Unsere Moore erfüllen vielfältige Funktionen und leisten einen wertvollen Beitrag zum Klimaschutz. Ein Beispiel hierfür sind die Karrendorfer Wiesen nördlich von Greifswald – ein teilweise wiedervernässtes Küstenmoor. Bei einem Besuch sprach ich u.a. mit der Leiterin des Greifswalder Moor Centrums, Dr. Franziska Tanneberger, und dem Geschäftsführer der Succow-Stiftung, Jan Peters. Sie machten noch einmal klar: Moore sind CO2-Speicher und damit ein wichtiger Baustein im Kampf gegen den Klimawandel.
 
Mecklenburg-Vorpommern weist mit 12 Prozent der Landesfläche einen sehr großen Anteil an Moorflächen auf und ist damit eines der moorreichsten Bundesländer Deutschlands. Ein Großteil dieser Flächen ist jedoch für die landwirtschaftliche Nutzung, aber auch für andere Zwecke, trocken gelegt – dadurch gelangen Treibhausgase in die Atmosphäre. Auch die intensive Land- und Weidewirtschaft auf entwässerten Moorflächen führt zu hohen Emissionen. In der Summe verursacht dies circa zwei Drittel des gesamten CO2-Ausstoßes Mecklenburg-Vorpommerns.

Die Wiedervernässung von Moorflächen ist daher für MV ein entscheidender Schritt zur Klimaneutralität. Die Karrendorfer Wiesen, aber auch Moorflächen auf dem Darß zeigen, dass mit der Rückkehr des Wassers der CO2-Ausstoß augenblicklich unterbunden wird. Zudem nehmen nasse Moore aktiv CO2 auf – auch wenn dieser Prozess deutlich langsamer verläuft.

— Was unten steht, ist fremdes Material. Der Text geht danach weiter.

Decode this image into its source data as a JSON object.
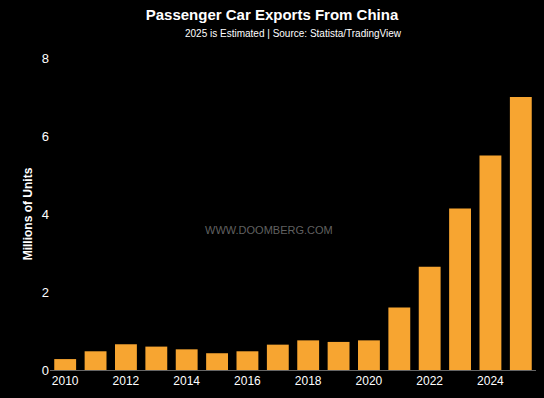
{
  "chart_data": {
    "type": "bar",
    "title": "Passenger Car Exports From China",
    "subtitle": "2025 is Estimated | Source: Statista/TradingView",
    "y_label": "Millions of Units",
    "annotations": [
      {
        "text": "WWW.DOOMBERG.COM"
      }
    ],
    "x": [
      2010,
      2011,
      2012,
      2013,
      2014,
      2015,
      2016,
      2017,
      2018,
      2019,
      2020,
      2021,
      2022,
      2023,
      2024,
      2025
    ],
    "values": [
      0.28,
      0.48,
      0.66,
      0.6,
      0.53,
      0.43,
      0.48,
      0.65,
      0.76,
      0.72,
      0.76,
      1.6,
      2.65,
      4.14,
      5.5,
      7.0
    ],
    "color": "#f7a531",
    "xlim": [
      2009.5,
      2025.5
    ],
    "xticks": [
      2010,
      2012,
      2014,
      2016,
      2018,
      2020,
      2022,
      2024
    ],
    "ylim": [
      0,
      8
    ],
    "yticks": [
      0,
      2,
      4,
      6,
      8
    ],
    "grid": false
  }
}
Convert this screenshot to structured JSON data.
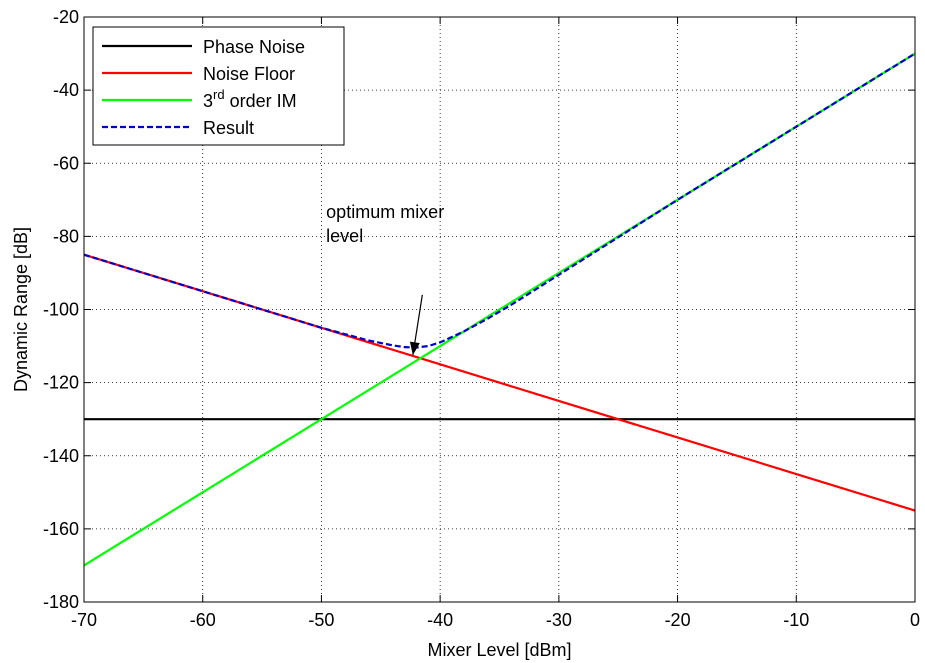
{
  "chart_data": {
    "type": "line",
    "title": "",
    "xlabel": "Mixer Level [dBm]",
    "ylabel": "Dynamic Range [dB]",
    "xlim": [
      -70,
      0
    ],
    "ylim": [
      -180,
      -20
    ],
    "xticks": [
      -70,
      -60,
      -50,
      -40,
      -30,
      -20,
      -10,
      0
    ],
    "yticks": [
      -180,
      -160,
      -140,
      -120,
      -100,
      -80,
      -60,
      -40,
      -20
    ],
    "grid": true,
    "legend_position": "top-left",
    "series": [
      {
        "name": "Phase Noise",
        "color": "#000000",
        "dash": "solid",
        "x": [
          -70,
          0
        ],
        "y": [
          -130,
          -130
        ]
      },
      {
        "name": "Noise Floor",
        "color": "#ff0000",
        "dash": "solid",
        "x": [
          -70,
          -60,
          -50,
          -40,
          -30,
          -20,
          -10,
          0
        ],
        "y": [
          -85,
          -95,
          -105,
          -115,
          -125,
          -135,
          -145,
          -155
        ]
      },
      {
        "name": "3rd order IM",
        "name_parts": {
          "base": "3",
          "sup": "rd",
          "rest": " order IM"
        },
        "color": "#00ff00",
        "dash": "solid",
        "x": [
          -70,
          -60,
          -50,
          -40,
          -30,
          -20,
          -10,
          0
        ],
        "y": [
          -170,
          -150,
          -130,
          -110,
          -90,
          -70,
          -50,
          -30
        ]
      },
      {
        "name": "Result",
        "color": "#0000cc",
        "dash": "dashed",
        "x": [
          -70,
          -60,
          -50,
          -46,
          -44,
          -43,
          -42,
          -41,
          -40,
          -39,
          -38,
          -36,
          -34,
          -30,
          -20,
          -10,
          0
        ],
        "y": [
          -85,
          -95,
          -105,
          -108.5,
          -109.8,
          -110.3,
          -110.4,
          -110,
          -109,
          -107.5,
          -106,
          -102.5,
          -98.7,
          -90.5,
          -70,
          -50,
          -30
        ]
      }
    ],
    "annotations": [
      {
        "text_lines": [
          "optimum mixer",
          "level"
        ],
        "text_x": -49.6,
        "text_y": -75,
        "arrow_from": [
          -41.5,
          -96
        ],
        "arrow_to": [
          -42.3,
          -112.5
        ]
      }
    ]
  }
}
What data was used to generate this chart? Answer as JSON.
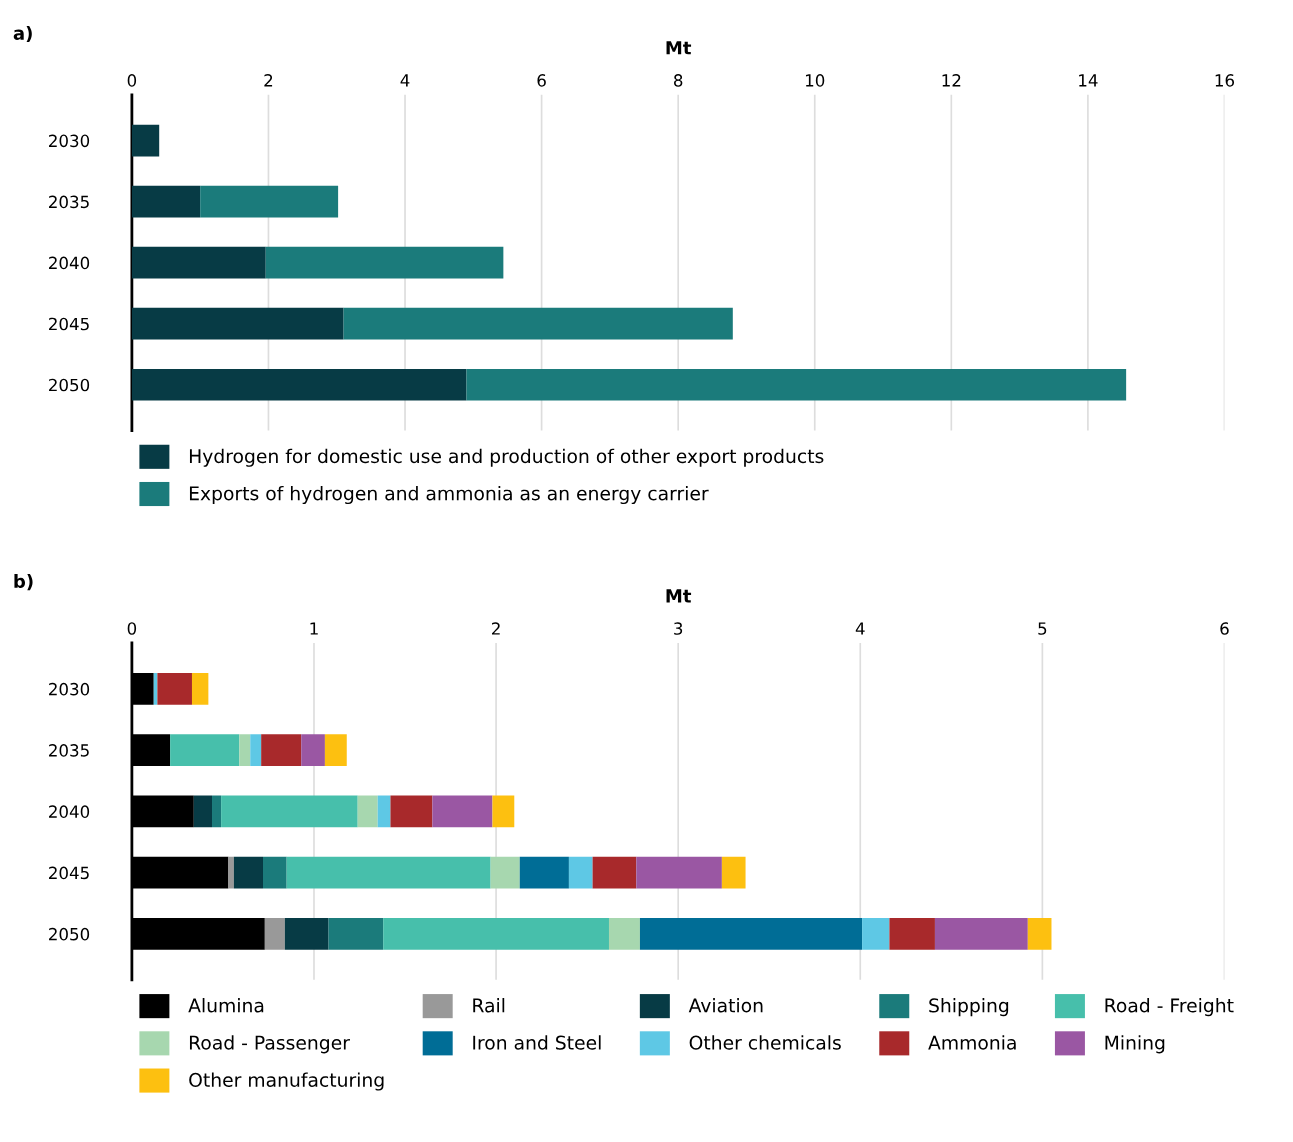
{
  "chart_data": [
    {
      "type": "bar",
      "title": "a)",
      "xlabel": "Mt",
      "orientation": "horizontal",
      "stacked": true,
      "categories": [
        "2030",
        "2035",
        "2040",
        "2045",
        "2050"
      ],
      "xlim": [
        0,
        16
      ],
      "xticks": [
        0,
        2,
        4,
        6,
        8,
        10,
        12,
        14,
        16
      ],
      "grid": "x",
      "legend": "bottom",
      "series": [
        {
          "name": "Hydrogen for domestic use and production of other export products",
          "color": "#073b45",
          "values": [
            0.4,
            1.0,
            1.96,
            3.1,
            4.9
          ]
        },
        {
          "name": "Exports of hydrogen and ammonia as an energy carrier",
          "color": "#1b7b7b",
          "values": [
            null,
            2.02,
            3.48,
            5.7,
            9.66
          ]
        }
      ]
    },
    {
      "type": "bar",
      "title": "b)",
      "xlabel": "Mt",
      "orientation": "horizontal",
      "stacked": true,
      "categories": [
        "2030",
        "2035",
        "2040",
        "2045",
        "2050"
      ],
      "xlim": [
        0,
        6
      ],
      "xticks": [
        0,
        1,
        2,
        3,
        4,
        5,
        6
      ],
      "grid": "x",
      "legend": "bottom",
      "series": [
        {
          "name": "Alumina",
          "color": "#000000",
          "values": [
            0.12,
            0.21,
            0.34,
            0.53,
            0.73
          ]
        },
        {
          "name": "Rail",
          "color": "#999999",
          "values": [
            null,
            null,
            null,
            0.03,
            0.11
          ]
        },
        {
          "name": "Aviation",
          "color": "#073b45",
          "values": [
            null,
            null,
            0.1,
            0.16,
            0.24
          ]
        },
        {
          "name": "Shipping",
          "color": "#1b7b7b",
          "values": [
            null,
            null,
            0.05,
            0.13,
            0.3
          ]
        },
        {
          "name": "Road - Freight",
          "color": "#47bfab",
          "values": [
            null,
            0.38,
            0.75,
            1.12,
            1.24
          ]
        },
        {
          "name": "Road - Passenger",
          "color": "#a7d7af",
          "values": [
            null,
            0.06,
            0.11,
            0.16,
            0.17
          ]
        },
        {
          "name": "Iron and Steel",
          "color": "#006d96",
          "values": [
            null,
            null,
            null,
            0.27,
            1.22
          ]
        },
        {
          "name": "Other chemicals",
          "color": "#5ec8e5",
          "values": [
            0.02,
            0.06,
            0.07,
            0.13,
            0.15
          ]
        },
        {
          "name": "Ammonia",
          "color": "#a8292b",
          "values": [
            0.19,
            0.22,
            0.23,
            0.24,
            0.25
          ]
        },
        {
          "name": "Mining",
          "color": "#9a57a3",
          "values": [
            null,
            0.13,
            0.33,
            0.47,
            0.51
          ]
        },
        {
          "name": "Other manufacturing",
          "color": "#fdc010",
          "values": [
            0.09,
            0.12,
            0.12,
            0.13,
            0.13
          ]
        }
      ]
    }
  ]
}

Neue Nutzungskonzepte für wiedervernässte Moore

Politisch muss es unser Ziel sein, die Wiedervernässung von Moorflächen europaweit zu fördern und entsprechende Rahmenbedingungen zu schaffen. Natürlich gibt es dabei viele Herausforderungen, vor allem hängen zahlreiche wirtschaftliche Existenzen an der landwirtschaftlichen Nutzung der Flächen. Abhilfe bieten hier neue Nutzungskonzepte: So kann auch auf nassen Moorflächen Landwirtschaft betrieben werden. Beispiele reichen von der Wasserbüffelhaltung über die Schilfrohrnutzung bis hin zum Anbau von Torfmoosen als Dämmmaterial. Auf europäischer Ebene müssen solche neuen Formen der Landwirtschaft bei der Fördergesetzgebung berücksichtig werden. Nur so können wir unsere Moore und damit das Klima schützen und gleichzeitig die Flächen wirtschaftlich nutzen.

Nicht zuletzt bilden intakte Moorlandschaften einzigartige Natur- und Lebensräume für Flora und Fauna. Ein wesentlicher Bestandteil des Europäischen Green Deal ist die Erhaltung bzw. Steigerung der Biodiversität in Europa. Die Europäische Kommission hat dazu die Biodiversitätsstrategie 2030 vorgelegt, deren erklärtes Ziel die Renaturierung von 10 Prozent der EU-Landfläche ist. Die Wiedervernässung von Moorflächen würde der EU nicht nur bei den Klimazielen helfen – immerhin ist Europa einer der größten CO2-Emittenten aus Mooren. Auch im Bereich der Biodiversität haben die Moorflächen großes Potential.